Blackwater has spent hundreds of millions of dollars on infrastructure and training for their contractors; the company’s facilities and capabilities are staggering. As a company, they are highly adaptable to the contracts and missions they are supplied with. At this point, the onus might be on the government to give contractors clear directives and standards that necessary to properly hold private security contractors accountable.
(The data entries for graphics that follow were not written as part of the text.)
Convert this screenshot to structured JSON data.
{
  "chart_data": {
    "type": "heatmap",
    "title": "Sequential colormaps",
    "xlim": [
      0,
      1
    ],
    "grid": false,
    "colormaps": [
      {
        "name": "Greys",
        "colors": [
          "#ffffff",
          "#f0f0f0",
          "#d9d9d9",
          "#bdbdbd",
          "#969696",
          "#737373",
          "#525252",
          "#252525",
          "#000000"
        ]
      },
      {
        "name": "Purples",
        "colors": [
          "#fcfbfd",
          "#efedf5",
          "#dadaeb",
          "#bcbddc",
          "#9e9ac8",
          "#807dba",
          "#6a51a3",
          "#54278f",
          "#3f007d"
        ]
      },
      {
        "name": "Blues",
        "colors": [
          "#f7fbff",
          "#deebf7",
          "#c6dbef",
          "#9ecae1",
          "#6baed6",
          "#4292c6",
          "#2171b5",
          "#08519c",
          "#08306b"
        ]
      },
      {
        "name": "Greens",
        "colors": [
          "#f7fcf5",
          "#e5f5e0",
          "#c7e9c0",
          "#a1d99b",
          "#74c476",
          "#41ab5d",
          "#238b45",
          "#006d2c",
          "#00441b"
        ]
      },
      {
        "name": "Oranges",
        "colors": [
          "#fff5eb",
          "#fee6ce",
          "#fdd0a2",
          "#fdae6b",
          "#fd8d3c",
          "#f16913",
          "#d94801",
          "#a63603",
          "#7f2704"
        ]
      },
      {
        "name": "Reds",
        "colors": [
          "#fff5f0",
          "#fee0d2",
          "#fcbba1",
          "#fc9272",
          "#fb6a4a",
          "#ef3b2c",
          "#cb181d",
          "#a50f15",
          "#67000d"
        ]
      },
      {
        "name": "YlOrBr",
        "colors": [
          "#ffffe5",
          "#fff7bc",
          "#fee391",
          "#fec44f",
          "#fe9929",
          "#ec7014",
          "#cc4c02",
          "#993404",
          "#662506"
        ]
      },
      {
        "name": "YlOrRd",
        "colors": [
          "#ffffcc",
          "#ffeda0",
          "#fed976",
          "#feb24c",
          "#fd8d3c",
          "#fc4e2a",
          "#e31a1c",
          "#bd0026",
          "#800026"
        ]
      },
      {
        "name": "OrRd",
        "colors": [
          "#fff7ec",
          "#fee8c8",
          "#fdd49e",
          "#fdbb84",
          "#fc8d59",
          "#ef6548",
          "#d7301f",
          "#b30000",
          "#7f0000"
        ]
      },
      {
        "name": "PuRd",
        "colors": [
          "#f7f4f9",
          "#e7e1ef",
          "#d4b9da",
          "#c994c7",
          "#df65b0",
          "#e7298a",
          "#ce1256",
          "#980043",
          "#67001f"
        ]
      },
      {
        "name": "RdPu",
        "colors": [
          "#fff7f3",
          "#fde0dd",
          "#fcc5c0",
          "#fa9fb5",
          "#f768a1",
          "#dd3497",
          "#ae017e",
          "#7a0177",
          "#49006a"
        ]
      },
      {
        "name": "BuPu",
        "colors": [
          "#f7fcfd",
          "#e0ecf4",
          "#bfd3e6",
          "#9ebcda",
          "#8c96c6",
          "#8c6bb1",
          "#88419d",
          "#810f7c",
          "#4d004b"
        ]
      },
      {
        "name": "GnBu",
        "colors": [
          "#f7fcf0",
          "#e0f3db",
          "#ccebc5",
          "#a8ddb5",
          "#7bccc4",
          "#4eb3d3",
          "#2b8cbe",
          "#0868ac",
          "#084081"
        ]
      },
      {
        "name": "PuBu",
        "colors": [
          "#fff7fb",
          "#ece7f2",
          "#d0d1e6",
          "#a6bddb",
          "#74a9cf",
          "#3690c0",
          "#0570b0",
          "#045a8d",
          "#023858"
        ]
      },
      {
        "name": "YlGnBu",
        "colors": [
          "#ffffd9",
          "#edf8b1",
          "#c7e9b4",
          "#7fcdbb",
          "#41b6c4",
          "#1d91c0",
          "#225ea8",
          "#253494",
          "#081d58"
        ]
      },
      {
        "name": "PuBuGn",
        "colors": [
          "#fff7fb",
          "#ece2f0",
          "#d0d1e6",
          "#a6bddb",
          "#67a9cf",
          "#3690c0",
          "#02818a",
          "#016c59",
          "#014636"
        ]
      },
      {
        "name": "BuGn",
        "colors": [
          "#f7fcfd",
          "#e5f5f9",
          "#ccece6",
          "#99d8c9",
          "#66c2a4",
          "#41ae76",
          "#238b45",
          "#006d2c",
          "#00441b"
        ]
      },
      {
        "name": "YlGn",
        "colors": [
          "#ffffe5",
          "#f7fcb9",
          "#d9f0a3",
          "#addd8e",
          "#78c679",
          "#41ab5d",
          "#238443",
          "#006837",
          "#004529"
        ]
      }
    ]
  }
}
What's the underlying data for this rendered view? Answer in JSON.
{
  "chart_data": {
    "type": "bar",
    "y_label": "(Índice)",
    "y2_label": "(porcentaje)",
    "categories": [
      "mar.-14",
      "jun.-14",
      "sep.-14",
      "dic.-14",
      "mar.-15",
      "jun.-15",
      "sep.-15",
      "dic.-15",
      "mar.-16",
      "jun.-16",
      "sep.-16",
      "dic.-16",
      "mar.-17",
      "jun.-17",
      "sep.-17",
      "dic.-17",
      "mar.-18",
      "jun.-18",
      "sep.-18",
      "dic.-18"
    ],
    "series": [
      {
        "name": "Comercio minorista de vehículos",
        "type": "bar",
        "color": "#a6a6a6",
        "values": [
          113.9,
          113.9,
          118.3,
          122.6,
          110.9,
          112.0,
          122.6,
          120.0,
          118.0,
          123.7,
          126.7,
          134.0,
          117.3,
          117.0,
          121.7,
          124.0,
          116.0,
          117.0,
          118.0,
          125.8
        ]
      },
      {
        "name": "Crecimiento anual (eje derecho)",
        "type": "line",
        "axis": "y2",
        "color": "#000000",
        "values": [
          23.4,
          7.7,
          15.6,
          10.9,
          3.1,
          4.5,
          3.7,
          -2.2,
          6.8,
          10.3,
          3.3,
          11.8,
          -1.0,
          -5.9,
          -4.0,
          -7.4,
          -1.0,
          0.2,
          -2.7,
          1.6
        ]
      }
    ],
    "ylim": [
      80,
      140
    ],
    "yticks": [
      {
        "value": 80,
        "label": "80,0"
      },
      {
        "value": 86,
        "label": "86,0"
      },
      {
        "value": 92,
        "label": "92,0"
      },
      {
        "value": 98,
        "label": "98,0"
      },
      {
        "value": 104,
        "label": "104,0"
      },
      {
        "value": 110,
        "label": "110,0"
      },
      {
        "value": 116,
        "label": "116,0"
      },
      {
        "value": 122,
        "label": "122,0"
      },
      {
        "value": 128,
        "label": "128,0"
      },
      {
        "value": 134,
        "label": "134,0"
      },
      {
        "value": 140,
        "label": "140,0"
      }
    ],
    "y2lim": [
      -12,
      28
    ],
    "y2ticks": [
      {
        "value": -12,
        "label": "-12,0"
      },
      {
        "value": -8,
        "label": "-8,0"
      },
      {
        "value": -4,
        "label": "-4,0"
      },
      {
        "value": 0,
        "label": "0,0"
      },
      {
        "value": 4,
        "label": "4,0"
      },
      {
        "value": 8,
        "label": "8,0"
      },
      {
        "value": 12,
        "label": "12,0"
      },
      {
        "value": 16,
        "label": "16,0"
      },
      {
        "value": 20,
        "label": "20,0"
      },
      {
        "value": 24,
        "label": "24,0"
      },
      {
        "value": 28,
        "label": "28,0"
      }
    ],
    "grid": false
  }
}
Anyone who is familiar with private military contractors in Iraq knows that Blackwater is far and away one of the more professional outfits doing security work in the country out of dozens if not hundreds of private security companies now operating in the country. Last year Prince told me that there are a lot of “shortcomings that are allowed that go unpunished” regarding contractors. “Especially when you have a large surge in demand for those kinds of services, there’s a lot of two-guys-and-a-laptop competitors that enter the market and suddenly they’re a security company,” Prince said.
If more stringent and/or costly accountability requirements were placed upon contractors, Blackwater would certainly be in far better position to comply than the smaller security outfits. It might prove to be in everyone’s best interests to have clear rules governing contractor conduct — Blackwater included. But it’s almost certain that it would be in the interest of the private security industry to push for clear guidelines now than wait for mounting political pressure to force the courts — military or otherwise — to resolve the issue for them.
– Mark Hemingway is an NRO staff reporter.